The oldest of four children, she was born in Salt Lake City to a working-class Jewish family. Her mother, Helen, was a bookkeeper and cashier. Her father, Jerome Hershel ?Jerry? Barr, worked in sales as a door-to-door salesman of household goods. Barr's grandparents and great-grandparents were immigrants from Ukraine, Russia, Lithuania and Austria-Hungary, and her paternal grandfather changed his surname from "Borisofsky" to "Barr" upon entering the United States. Barr's parents kept their Jewish heritage secret from their neighbors and were partially involved in The Church of Jesus Christ Of Latter-day Saints. Barr has stated, "Friday, Saturday, and Sunday morning I was a Jew; Sunday afternoon, Tuesday afternoon, and Wednesday afternoon we were Mormons"; her Jewish upbringing was influenced by her devoutly Orthodox Jewish maternal grandmother.

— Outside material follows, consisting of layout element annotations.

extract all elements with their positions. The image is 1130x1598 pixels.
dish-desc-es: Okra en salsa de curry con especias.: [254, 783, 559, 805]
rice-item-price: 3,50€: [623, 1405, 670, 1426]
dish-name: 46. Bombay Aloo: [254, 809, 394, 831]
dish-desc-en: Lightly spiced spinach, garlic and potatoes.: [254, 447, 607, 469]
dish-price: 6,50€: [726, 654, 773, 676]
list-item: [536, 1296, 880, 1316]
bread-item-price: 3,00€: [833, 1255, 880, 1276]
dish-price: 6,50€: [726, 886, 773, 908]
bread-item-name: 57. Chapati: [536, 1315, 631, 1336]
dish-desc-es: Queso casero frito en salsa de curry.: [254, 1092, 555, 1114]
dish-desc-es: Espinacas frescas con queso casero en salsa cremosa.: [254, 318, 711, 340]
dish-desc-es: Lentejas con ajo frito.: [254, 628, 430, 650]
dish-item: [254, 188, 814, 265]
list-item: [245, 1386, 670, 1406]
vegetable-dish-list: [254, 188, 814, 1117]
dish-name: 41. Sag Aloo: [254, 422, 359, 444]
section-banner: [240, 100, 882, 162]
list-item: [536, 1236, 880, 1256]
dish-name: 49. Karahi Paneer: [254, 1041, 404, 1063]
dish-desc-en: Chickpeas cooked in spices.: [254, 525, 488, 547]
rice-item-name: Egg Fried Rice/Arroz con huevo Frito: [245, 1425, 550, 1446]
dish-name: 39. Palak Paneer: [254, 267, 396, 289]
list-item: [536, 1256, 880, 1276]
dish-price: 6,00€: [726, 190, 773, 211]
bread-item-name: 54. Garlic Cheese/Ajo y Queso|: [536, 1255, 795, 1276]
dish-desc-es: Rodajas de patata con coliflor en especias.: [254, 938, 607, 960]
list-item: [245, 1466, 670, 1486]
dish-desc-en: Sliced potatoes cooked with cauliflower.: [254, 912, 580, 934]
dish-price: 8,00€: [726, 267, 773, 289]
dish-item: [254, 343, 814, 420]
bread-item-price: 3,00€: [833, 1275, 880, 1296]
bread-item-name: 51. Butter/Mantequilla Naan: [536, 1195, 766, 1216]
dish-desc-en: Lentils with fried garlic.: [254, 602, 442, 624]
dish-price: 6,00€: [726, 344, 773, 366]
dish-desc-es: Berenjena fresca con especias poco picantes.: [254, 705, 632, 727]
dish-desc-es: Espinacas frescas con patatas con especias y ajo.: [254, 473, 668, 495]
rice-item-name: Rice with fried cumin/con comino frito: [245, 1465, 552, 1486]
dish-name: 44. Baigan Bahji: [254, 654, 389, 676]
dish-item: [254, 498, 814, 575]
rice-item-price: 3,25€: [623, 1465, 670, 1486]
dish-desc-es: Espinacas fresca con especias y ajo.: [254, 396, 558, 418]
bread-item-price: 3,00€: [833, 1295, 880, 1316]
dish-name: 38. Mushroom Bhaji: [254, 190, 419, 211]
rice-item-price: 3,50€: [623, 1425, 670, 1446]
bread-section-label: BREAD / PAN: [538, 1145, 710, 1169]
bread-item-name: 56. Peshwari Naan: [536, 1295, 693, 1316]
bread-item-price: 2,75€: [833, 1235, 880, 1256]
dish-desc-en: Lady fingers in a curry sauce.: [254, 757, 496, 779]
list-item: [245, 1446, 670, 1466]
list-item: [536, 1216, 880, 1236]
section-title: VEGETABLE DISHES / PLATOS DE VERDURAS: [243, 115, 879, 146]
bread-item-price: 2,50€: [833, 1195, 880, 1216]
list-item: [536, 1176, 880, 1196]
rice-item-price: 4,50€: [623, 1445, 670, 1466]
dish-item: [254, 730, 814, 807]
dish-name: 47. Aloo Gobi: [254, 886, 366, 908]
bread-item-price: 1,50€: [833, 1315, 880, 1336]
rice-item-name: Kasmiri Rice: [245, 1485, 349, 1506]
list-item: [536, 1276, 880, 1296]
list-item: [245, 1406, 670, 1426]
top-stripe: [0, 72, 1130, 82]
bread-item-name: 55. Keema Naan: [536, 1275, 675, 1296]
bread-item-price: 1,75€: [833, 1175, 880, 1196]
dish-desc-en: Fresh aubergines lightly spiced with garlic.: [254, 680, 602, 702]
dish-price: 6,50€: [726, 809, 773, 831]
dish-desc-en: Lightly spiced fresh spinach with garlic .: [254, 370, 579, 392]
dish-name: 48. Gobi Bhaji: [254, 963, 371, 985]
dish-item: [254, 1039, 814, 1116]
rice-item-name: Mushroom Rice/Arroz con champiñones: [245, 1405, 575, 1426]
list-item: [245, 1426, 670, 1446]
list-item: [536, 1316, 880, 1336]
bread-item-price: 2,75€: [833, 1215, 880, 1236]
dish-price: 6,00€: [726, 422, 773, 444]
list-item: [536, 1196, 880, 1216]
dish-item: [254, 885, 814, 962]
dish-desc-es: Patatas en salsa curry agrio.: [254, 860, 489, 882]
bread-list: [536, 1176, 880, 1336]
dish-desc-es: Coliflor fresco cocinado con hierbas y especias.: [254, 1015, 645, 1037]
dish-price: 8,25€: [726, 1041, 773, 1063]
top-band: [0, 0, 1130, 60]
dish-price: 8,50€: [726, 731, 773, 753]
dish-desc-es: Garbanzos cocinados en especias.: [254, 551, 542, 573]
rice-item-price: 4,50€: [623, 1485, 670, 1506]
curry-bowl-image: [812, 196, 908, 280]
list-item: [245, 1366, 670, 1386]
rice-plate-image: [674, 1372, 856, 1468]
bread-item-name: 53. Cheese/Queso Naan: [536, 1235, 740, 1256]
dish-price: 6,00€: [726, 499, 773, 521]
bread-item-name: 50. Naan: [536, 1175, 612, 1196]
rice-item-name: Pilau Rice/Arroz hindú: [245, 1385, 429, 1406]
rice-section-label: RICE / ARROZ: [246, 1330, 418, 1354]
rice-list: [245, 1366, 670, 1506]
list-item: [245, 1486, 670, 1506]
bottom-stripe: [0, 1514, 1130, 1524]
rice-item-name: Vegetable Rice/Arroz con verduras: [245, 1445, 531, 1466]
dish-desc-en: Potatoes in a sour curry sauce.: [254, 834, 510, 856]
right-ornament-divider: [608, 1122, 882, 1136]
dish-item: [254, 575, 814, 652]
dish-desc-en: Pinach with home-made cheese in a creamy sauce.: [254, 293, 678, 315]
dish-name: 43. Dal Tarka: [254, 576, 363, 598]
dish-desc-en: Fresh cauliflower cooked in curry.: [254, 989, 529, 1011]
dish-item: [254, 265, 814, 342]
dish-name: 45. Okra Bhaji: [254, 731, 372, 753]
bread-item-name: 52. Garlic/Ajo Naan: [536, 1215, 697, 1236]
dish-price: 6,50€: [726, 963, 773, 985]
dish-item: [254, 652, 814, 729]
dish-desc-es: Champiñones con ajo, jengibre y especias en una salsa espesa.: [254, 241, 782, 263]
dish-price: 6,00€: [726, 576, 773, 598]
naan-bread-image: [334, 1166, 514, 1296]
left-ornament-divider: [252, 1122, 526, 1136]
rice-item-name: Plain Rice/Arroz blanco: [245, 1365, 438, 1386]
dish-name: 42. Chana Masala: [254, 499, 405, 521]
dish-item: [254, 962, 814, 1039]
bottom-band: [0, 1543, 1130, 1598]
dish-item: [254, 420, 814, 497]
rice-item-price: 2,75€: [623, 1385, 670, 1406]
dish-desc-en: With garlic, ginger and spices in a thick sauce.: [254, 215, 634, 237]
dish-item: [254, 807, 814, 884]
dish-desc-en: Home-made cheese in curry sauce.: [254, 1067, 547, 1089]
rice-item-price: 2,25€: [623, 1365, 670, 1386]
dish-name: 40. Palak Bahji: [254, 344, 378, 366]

Barr's real-life brother and sister are gay, which is what later inspired her to introduce gay characters into her sitcom, Roseanne. Barr has publicly stated that she supports gay marriage.

Rouben Mamoulian

Rouben Mamoulian (pronounced: roo-BEN ma-mool-YAN was an Armenian-American film and theatre director.

Born in Tbilisi, Georgia to an Armenian family, Rouben relocated to England and started directing plays in London in 1922. He was brought to America the next year by Vladimir Rosing to teach at the Eastman School of Music and was involved in directing opera and theatre. In 1930, he became a naturalized citizen of the United States.

Mamoulian began his Broadway director career with a production of DuBose Heyward’s Porgy, which opened on October 10, 1927. He directed the revival of that show in 1929 along with George Gershwin’s operatic treatment, Porgy and Bess, which opened on October 10, 1935. Mamoulian was also the first to stage such notable Broadway works as Oklahoma!, Carousel and Lost in the Stars. He directed his first feature film in 1929, Applause, which was one of the earliest talkies. It was a landmark film owing to Mamoulian’s innovative use of camera movement and sound, and these qualities were carried through to his other films released in the 1930s. Dr. Jekyll and Mr. Hyde benefits from having been made before the Production Code came into full force, and is regularly considered the best version of Robert Louis Stevenson’s tale. Queen Christina was the last film Greta Garbo made with John Gilbert. The musical film Love Me Tonight was released in 1932.